Ten Little Indians (1989)
No matter what your literary pedigree might be, if your movie’s big star happens to be Frank Stallone, the younger and much less talented brother of Sylvester, then you have a serious problem from which you can never recover. Yes, Ten Little Indians is the umpteenth filmed version of Agatha Christie’s famed novel and play, and, yes, Frank Stallone is the romantic lead, but, to be fair, there are many other problems.
The story of Ten Little Indians should be familiar: a group of ten strangers all arrive at a remote locale by invitation from their unknown and unseen host, Mr. Owen. All ten are accused of murder themselves and are soon picked off one by one, all in the methods presented by the creepy children’s poem, “Ten Little Indians.” The killer is one of the ten, but who is it? And as great a story as this is, it just can’t survive this latest and lamest production.
To be effective, the setting must be someplace that is both remote and expansive, after all, the victims should be cut off, unable to escape, and there should be plenty of room for the killer to move about undetected. Earlier incarnations were set on islands, remote mountain estates, and, in the 1974 version, a giant palace in the middle of the Iranian desert. This 1989 version takes place in a small campsite in the African wilderness, and therein lays the problem. All the characters inhabit small tents that placed far too close together. How in the world is anyone going to remain undetected? Any tension is leeched out by the fact that we can’t understand how they are able to get killed without being seen by, like, everyone. In fact, characters seem to die and their bodies seem to appear within inches of the others without being seen. At first this is an annoyance, but it quickly becomes unintentionally funny.
The script by Jackson Hunsicker and Gerry O’Hara is also an issue. There’s a reason this story has been produced so many times: it’s a classic on its own. It’s important that we know the poem ‘Ten Little Indians,’ otherwise the victims’ demises and the clues to who the killer might be are impossible to anticipate or interpret. The poem is treated as an unimportant throwaway. We are also supposed to get some insight into the characters based on the stories behind the murders they are accused of; but many of these too are frustratingly absent or needlessly changed (the story Brenda Vaccaro comes up with about her lesbian lover is a howlingly bad addition). Vaccaro also gets the funniest line of dialogue when speaking about the murder of Neil McCarthy: as they bury his body she gravely intones, “We didn’t even get to know his first name,” even though his first name was given a mere five minutes earlier.

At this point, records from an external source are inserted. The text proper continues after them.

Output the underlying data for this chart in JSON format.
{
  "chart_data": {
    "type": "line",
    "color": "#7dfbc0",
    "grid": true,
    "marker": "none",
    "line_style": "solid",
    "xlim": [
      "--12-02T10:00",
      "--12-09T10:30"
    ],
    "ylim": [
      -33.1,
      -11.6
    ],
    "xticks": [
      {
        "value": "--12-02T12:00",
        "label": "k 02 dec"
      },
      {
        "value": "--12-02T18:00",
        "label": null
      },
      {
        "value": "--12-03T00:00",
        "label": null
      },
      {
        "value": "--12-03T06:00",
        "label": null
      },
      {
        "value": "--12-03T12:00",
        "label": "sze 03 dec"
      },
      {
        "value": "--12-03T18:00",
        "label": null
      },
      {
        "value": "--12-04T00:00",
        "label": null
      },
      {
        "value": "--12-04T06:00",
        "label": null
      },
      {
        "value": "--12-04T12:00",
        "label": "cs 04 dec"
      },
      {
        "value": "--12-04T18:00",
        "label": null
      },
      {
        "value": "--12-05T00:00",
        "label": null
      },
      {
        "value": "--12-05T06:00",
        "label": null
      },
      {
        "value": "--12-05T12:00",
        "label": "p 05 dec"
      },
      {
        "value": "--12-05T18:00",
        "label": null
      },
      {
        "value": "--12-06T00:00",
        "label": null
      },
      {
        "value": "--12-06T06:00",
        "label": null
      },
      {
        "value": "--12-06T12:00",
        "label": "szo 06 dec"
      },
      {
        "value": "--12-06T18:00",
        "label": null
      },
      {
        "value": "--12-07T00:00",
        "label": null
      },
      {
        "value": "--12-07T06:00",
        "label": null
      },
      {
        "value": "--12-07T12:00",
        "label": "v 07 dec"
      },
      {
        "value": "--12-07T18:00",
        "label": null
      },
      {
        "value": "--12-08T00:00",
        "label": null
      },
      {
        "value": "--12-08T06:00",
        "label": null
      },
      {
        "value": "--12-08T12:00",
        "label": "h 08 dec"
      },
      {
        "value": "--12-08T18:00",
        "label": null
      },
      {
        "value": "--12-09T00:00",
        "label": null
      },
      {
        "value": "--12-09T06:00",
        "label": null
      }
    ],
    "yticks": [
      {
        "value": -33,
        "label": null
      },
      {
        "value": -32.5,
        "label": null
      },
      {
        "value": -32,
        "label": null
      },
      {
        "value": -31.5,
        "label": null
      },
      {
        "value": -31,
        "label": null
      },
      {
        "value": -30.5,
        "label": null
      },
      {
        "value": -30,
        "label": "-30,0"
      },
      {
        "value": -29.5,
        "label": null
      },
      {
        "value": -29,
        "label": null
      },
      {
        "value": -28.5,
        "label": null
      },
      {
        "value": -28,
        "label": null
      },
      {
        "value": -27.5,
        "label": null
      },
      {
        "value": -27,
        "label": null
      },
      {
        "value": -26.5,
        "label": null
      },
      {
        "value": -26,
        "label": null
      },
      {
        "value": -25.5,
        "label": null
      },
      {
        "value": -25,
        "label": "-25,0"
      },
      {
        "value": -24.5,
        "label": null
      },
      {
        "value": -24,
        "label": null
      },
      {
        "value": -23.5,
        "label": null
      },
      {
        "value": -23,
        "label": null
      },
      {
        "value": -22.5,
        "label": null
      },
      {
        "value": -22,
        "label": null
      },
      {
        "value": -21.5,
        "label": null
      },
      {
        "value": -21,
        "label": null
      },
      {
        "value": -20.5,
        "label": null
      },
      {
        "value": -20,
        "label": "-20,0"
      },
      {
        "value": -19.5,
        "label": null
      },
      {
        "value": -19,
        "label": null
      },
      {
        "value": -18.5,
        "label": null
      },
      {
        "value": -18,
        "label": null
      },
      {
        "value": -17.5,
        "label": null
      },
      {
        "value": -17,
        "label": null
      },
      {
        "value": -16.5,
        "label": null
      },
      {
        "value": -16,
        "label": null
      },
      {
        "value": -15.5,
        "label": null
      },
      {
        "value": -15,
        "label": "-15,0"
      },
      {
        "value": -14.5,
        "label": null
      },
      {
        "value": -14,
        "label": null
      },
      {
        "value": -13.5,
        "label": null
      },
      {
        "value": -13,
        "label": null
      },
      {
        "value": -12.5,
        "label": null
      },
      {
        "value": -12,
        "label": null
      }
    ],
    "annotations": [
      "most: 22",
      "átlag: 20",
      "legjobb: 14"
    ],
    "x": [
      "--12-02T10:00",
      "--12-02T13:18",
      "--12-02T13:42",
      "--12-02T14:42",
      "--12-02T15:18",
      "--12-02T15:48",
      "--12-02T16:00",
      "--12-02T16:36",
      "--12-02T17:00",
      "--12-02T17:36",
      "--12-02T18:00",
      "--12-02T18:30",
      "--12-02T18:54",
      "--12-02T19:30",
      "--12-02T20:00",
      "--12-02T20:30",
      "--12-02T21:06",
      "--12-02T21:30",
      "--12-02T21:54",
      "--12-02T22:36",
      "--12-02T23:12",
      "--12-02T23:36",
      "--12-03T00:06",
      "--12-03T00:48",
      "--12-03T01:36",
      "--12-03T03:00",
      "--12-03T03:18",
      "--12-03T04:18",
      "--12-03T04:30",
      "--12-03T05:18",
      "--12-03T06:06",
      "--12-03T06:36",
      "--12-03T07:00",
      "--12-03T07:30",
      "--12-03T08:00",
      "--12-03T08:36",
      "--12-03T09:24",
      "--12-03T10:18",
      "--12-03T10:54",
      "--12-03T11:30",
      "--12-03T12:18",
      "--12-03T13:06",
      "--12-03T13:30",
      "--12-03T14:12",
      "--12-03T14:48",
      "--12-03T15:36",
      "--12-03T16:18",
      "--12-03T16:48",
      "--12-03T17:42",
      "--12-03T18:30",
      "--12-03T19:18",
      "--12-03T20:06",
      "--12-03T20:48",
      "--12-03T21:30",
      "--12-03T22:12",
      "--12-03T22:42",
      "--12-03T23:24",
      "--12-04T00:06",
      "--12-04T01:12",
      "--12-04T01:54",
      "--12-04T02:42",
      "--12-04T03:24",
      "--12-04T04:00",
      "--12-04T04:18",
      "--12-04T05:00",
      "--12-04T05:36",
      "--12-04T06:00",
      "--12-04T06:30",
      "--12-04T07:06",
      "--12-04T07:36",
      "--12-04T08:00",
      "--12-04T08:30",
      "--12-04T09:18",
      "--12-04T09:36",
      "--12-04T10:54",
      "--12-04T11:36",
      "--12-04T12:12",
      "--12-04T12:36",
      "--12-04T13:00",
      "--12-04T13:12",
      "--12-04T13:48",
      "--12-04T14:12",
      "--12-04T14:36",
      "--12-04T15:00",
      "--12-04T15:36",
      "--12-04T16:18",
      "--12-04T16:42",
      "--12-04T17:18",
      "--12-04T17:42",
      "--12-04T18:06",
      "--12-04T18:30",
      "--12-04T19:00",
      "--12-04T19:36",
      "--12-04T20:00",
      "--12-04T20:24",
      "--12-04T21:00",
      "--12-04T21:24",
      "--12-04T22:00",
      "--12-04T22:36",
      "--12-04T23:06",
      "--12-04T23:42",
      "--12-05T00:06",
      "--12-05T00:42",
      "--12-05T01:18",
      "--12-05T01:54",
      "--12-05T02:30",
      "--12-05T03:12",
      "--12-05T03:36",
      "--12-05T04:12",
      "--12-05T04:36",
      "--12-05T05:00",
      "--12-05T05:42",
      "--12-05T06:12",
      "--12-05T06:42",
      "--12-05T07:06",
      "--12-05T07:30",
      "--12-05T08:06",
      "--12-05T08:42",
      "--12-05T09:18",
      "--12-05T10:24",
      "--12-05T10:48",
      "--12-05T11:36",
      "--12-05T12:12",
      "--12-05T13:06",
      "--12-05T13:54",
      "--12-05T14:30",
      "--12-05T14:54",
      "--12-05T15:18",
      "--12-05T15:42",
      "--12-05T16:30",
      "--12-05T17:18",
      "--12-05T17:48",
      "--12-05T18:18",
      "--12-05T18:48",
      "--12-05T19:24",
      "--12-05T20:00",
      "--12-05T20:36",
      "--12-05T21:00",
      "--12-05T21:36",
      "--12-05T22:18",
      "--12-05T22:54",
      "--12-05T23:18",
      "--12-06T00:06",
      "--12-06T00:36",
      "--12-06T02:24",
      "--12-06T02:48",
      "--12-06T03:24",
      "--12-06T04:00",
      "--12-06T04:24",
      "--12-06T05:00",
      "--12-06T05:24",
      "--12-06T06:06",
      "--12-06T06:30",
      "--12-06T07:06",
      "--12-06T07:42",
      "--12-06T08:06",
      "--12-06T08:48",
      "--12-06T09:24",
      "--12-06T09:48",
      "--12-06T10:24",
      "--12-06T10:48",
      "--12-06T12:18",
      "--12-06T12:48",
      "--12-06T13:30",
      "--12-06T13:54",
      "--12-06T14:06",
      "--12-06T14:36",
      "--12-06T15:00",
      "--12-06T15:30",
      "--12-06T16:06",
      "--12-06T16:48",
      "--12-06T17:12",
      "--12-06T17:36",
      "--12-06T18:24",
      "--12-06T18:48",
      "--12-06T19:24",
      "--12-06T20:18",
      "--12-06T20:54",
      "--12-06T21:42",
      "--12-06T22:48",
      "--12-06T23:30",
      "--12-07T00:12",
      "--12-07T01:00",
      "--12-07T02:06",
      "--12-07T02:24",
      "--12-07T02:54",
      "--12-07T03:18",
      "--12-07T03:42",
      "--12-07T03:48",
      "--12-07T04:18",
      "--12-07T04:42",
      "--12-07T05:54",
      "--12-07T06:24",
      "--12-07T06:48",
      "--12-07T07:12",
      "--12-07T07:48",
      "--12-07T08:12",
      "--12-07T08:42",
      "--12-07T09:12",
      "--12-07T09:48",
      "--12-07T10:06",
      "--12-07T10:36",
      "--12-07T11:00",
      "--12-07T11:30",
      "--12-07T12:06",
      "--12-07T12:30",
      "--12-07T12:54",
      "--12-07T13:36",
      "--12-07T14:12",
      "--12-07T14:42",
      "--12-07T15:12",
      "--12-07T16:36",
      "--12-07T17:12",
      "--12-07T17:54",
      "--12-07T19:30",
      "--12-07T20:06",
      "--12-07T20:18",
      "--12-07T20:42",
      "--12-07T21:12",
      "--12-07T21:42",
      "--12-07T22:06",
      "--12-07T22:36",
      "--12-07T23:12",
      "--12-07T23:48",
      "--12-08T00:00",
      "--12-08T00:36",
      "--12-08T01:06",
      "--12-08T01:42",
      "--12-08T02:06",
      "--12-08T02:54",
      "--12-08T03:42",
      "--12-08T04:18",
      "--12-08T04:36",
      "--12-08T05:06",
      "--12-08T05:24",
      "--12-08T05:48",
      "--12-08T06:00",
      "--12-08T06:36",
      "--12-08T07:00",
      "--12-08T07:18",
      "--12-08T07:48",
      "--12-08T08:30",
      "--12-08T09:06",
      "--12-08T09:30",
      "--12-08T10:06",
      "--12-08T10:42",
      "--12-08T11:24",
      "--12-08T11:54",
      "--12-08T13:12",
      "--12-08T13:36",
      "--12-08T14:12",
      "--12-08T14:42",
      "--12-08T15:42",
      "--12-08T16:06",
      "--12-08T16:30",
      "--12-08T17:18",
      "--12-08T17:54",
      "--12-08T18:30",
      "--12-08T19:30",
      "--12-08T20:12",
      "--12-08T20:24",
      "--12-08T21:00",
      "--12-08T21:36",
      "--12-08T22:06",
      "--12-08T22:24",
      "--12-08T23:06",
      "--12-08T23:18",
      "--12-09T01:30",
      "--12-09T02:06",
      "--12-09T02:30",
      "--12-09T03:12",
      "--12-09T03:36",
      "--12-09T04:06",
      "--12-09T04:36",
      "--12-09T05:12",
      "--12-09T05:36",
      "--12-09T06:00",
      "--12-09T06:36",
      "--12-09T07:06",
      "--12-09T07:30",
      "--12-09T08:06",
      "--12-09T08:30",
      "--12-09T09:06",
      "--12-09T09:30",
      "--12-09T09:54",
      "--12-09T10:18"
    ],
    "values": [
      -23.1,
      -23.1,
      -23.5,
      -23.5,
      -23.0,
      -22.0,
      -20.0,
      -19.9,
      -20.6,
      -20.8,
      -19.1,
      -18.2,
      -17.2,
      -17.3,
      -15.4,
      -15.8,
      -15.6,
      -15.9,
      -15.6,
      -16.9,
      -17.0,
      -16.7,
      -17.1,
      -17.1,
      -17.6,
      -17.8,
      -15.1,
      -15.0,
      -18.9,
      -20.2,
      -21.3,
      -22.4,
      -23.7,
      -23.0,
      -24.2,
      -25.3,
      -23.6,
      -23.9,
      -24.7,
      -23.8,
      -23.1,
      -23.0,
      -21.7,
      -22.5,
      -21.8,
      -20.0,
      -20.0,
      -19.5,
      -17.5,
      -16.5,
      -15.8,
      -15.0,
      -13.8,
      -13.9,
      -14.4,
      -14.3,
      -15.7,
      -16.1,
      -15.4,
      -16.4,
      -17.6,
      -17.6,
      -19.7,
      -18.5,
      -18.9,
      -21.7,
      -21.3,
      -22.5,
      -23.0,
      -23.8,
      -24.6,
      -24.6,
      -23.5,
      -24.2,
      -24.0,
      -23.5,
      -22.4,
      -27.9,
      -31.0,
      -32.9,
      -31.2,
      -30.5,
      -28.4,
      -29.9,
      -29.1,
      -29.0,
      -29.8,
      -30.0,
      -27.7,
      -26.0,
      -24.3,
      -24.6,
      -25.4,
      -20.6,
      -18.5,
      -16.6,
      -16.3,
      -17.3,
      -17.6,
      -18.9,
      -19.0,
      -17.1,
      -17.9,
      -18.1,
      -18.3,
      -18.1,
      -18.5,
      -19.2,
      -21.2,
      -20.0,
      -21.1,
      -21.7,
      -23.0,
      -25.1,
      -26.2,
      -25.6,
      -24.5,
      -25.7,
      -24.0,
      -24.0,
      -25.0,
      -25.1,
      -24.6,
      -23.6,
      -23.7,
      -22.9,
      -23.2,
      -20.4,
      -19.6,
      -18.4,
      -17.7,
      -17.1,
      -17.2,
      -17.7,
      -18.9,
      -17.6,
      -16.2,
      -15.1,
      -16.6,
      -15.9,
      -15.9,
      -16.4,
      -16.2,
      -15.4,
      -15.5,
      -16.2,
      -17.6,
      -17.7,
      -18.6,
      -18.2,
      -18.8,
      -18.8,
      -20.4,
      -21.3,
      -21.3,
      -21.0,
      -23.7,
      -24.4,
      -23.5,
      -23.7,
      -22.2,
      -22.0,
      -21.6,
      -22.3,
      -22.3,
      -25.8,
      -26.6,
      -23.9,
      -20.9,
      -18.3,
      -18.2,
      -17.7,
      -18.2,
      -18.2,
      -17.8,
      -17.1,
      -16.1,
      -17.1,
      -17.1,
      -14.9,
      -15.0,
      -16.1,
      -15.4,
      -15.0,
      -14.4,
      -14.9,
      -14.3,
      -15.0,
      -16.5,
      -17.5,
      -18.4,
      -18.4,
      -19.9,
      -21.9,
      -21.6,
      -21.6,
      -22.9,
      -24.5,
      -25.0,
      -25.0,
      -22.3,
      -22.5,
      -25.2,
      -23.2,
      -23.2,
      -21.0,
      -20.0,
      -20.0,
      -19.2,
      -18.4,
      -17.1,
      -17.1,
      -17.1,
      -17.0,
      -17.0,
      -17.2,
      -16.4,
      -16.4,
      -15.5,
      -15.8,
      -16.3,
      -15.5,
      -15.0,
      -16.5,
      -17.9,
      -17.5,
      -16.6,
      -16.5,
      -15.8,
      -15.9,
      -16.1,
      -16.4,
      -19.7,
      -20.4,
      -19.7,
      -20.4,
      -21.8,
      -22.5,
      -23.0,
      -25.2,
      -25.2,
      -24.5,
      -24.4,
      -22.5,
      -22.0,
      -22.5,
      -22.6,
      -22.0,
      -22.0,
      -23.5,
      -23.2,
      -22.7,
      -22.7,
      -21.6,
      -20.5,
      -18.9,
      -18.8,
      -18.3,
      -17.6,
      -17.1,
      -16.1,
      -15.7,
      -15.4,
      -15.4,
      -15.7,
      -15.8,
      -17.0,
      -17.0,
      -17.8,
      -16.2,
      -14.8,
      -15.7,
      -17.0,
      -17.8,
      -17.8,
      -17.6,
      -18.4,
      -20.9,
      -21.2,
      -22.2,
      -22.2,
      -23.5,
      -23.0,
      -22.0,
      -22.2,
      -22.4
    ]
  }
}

Last, and most certainly least, we come to the cast. No one in Ten Little Indians comes off very well. The performances range from hammy (Donald Pleasance, Brenda Vaccaro, Herbert Lom), to bizarre (Paul L. Smith, Moira Lister), to affected (Sarah Maur Thorp), and to downright awful (Frank Stallone, Yehunda Efroni). Stallone performs in a manner best described as smirkily embalmed; his stiff line readings, coupled with this constant half-smile no matter what’s transpiring on screen, is all the proof one needs as to why he never had a career like his brother. To be fair, Efroni is equally terrible but in the opposite way; he’s a pure cartoon with a hideous German accent to boot that is like nails on a chalkboard.
No matter how big a mystery or Agatha Christie fan you might be, this Ten Little Indians is no fun. It’s even worse than the dreary and lethargic 1974 version with Oliver Reed and Richard Attenborough, and if you’ve actually seen that one, you’ll know how insulting that comparison is.